The ordinary-sized words are for everyone, but the big ones are especially for children.

Tuesday, 20 June 2017

Thing Not To Be Today: cheesed off.

Apparently it's only the British who get cheesed off: so what, exactly, for The Word Den's non-British readers, does being cheesed off mean? 

It means to be fed-up, bored, or angry, but not quite fed-up, bored, or angry enough to go on a rampage with a wet mop. It's more the sort of feeling that needs to be relieved by a long whingeing rumble of a moan.

It's how you feel when you have two essays to write; when it's raining again; when he leaves the apple core on the coaster for you to clear up for the third night running; when the fox keeps on pooing on the lawn; when yet again the supermarket has moved all the tinned tomatoes.

Yes, it takes a bit of time to get cheesed off, but all the same it seems that some people actually enjoy it - and some people (comedians, journalists, politicians) make a career out of it.

The trouble is that the approach of the habitually cheesed off is likely to make people run screaming. 

So, on the whole, a slightly amused equanimity might be a better attitude to cultivate.

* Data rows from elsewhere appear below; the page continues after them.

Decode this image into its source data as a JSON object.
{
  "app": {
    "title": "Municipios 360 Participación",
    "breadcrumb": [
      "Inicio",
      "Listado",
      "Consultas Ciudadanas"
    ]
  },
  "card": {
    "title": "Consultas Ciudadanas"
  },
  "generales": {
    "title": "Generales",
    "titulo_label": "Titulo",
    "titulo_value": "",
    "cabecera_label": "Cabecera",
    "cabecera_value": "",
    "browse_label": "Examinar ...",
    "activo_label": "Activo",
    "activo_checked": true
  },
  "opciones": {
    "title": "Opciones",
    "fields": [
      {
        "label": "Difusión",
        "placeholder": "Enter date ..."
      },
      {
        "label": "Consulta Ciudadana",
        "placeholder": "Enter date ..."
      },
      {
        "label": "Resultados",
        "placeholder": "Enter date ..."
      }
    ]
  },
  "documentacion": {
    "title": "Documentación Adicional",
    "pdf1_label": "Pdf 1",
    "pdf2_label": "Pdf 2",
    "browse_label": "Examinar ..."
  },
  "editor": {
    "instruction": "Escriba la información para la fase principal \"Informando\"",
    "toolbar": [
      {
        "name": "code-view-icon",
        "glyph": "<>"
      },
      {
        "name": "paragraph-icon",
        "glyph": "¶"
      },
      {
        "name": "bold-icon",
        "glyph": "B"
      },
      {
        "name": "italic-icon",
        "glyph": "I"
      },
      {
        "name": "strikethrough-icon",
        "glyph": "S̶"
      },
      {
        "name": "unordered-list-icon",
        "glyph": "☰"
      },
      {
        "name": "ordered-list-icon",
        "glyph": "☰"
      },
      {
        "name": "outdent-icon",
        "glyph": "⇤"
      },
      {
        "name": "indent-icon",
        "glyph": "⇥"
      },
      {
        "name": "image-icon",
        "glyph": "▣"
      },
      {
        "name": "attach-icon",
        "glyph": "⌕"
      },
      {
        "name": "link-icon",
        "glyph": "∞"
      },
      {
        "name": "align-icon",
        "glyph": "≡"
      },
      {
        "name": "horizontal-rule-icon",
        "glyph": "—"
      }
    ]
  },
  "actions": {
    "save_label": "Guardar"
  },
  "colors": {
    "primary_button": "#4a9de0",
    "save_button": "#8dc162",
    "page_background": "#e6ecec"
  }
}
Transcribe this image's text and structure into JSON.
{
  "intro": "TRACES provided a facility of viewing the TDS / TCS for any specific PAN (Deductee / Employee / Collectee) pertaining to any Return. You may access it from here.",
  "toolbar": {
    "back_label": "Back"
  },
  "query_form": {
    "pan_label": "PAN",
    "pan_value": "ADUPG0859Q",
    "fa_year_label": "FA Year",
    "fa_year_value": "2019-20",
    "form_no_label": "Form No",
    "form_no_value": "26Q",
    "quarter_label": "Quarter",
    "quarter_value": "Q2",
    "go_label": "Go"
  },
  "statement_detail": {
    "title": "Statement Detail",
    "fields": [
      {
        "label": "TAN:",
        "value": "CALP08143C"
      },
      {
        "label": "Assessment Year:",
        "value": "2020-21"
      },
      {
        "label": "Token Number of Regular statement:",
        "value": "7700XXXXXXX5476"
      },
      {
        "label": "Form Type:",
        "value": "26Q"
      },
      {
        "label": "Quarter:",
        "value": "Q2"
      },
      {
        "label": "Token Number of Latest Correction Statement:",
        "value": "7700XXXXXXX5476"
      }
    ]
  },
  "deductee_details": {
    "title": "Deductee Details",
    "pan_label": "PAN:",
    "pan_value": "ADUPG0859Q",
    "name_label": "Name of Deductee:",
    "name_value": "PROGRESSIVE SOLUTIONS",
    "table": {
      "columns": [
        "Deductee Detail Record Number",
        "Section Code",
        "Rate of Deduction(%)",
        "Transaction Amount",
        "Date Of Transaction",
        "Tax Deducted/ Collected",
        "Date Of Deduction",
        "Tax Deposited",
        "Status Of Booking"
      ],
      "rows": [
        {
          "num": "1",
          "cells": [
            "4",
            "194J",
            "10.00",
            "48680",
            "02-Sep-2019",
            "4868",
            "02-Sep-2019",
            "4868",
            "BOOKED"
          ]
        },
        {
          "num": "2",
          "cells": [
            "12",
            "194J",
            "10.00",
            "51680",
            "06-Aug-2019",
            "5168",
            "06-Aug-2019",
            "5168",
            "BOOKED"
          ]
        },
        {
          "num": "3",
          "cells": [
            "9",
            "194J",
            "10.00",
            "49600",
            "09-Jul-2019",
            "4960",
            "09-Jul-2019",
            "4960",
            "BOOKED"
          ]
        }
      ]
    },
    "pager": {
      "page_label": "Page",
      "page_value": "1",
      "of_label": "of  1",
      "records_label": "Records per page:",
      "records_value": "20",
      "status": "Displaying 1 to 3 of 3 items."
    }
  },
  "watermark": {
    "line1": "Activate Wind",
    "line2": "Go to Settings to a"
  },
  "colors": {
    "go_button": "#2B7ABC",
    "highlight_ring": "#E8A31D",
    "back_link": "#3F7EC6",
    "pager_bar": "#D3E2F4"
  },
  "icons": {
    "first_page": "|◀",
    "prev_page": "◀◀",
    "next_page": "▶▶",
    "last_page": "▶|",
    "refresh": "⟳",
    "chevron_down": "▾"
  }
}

Thing Not To Be Today: cheesed off. This word doesn't seem to be anything to do with the food product but perhaps with the verb to cheese which means to stop (as in cheese it!) or, in prison slang, to grovel.

Mind you, the connection with those last two meanings isn't that obvious, is it. 


Eric Partridge's guess is that this sort of cheese is the same word as cease, which comes from the Latin cēdere, to yield.